Of these options, the report identifies Targeted Coverage as having the greatest potential for meeting the fundamental objectives of deposit insurance relative to its costs. Business payment accounts may pose a lower risk of moral hazard because those account holders are less likely to view their deposits using a risk-return tradeoff than a depositor using the account for savings and investment purposes. At the same time, business payment accounts may pose greater financial stability concerns than other accounts given that the inability to access these accounts can result in broader economic effects from the failure to make payrolls that might be mitigated by higher deposit insurance coverage. The report points out that providing a practical definition and ensuring that banks and depositors cannot circumvent those definitions to obtain higher coverage are important for the effective implementation of Targeted Coverage.

To produce a report like Options for Deposit Insurance Reform, the authors relied heavily on a large body of academic and policy research, including work produced by people in this room. The final version of the report cites more than 70 sources and that number is only a fraction of the literature that created the knowledge base for the reports’ authors. Although some of the challenges in 2023 are new, the literature provides an invaluable framework that lays the groundwork for our understanding on important policy issues. We hope that those of you participating in this conference continue to pursue research that can inform this important debate.

Thank Yous

An event like this takes a tremendous amount of effort from many people. I want to thank FDIC Special Advisor Haluk Ünal for his leadership in organizing the Conference not just this year but since its origins years ago. I also want to thank Senior Economic Researcher Jonathan Pogach, Financial Economist Troy Kravitz and our FDIC economists for organizing this year’s event.  Much of the work that makes a conference successful involves people doing work behind the scenes. Conference Coordinator Eboni Oliver and all of our administrative and technical team, including Keyonna Brooks, Karla Duff, Lisa Peterson, Diana Soard, and Donna Vogel, do a tremendous job each year in putting together the Bank Research Conference. We would especially like to thank David Spanburg. After 26 years of outstanding service, including many years supporting this conference, David will be retiring with the conclusion of the Conference tomorrow afternoon. On behalf of the FDIC, I would like to express our gratitude to David and wish him well.

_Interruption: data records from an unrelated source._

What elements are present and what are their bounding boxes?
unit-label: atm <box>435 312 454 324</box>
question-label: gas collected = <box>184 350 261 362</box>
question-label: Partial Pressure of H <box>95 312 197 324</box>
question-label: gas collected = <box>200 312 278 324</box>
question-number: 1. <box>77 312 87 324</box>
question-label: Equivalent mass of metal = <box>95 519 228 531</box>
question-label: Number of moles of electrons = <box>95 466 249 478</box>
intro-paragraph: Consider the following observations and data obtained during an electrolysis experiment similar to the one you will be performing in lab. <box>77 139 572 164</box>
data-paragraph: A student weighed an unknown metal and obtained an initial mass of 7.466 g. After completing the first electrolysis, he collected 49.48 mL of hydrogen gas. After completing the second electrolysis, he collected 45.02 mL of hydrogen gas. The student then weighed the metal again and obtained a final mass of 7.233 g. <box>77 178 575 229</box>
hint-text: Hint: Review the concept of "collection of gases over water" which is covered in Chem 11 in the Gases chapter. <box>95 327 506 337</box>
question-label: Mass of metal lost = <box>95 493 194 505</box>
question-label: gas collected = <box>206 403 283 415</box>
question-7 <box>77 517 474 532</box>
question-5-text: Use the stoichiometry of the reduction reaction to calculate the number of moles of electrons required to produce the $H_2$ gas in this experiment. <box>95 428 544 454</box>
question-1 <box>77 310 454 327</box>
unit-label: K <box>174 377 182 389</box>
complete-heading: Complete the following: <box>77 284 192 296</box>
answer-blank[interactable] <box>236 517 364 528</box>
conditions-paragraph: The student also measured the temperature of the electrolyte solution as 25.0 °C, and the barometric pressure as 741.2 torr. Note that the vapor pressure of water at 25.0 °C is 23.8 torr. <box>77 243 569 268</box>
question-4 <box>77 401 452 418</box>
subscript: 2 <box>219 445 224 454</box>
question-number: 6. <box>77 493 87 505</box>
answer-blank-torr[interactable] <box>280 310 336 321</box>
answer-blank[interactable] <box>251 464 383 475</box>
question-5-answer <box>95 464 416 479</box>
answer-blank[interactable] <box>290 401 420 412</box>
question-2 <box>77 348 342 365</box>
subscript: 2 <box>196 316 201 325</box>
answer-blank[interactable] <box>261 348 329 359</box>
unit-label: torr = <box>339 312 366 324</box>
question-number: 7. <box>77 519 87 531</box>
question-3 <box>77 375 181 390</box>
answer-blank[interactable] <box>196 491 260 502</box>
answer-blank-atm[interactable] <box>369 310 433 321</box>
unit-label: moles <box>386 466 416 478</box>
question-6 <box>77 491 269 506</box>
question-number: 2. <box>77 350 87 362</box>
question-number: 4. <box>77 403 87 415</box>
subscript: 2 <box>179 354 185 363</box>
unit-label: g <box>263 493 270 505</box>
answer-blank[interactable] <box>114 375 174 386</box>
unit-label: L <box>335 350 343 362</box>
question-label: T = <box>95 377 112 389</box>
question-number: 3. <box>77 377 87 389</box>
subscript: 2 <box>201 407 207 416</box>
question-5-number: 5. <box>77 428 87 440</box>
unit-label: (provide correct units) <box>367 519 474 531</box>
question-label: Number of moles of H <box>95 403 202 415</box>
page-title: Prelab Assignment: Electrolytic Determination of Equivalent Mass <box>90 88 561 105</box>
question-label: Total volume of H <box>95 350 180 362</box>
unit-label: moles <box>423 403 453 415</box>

Finally, I would like to thank the presenters and discussants whose research and insights are the reason we hold the Conference each year. We thank you for your contributions.

Conclusion

The events of Spring 2023 raised a number of important policy issues. The existing body of research has already been influential in shaping the analysis and thinking. Yet, there remain many open questions to address. I thank you for participating in this year’s conference. I encourage you to continue working to inform our understanding of these issues which are having such a large impact on the banking system and bank regulation.

1 Specifically, the proposed rule would require covered institutions to reflect unrealized gains and losses on available-for-sale securities in regulatory capital.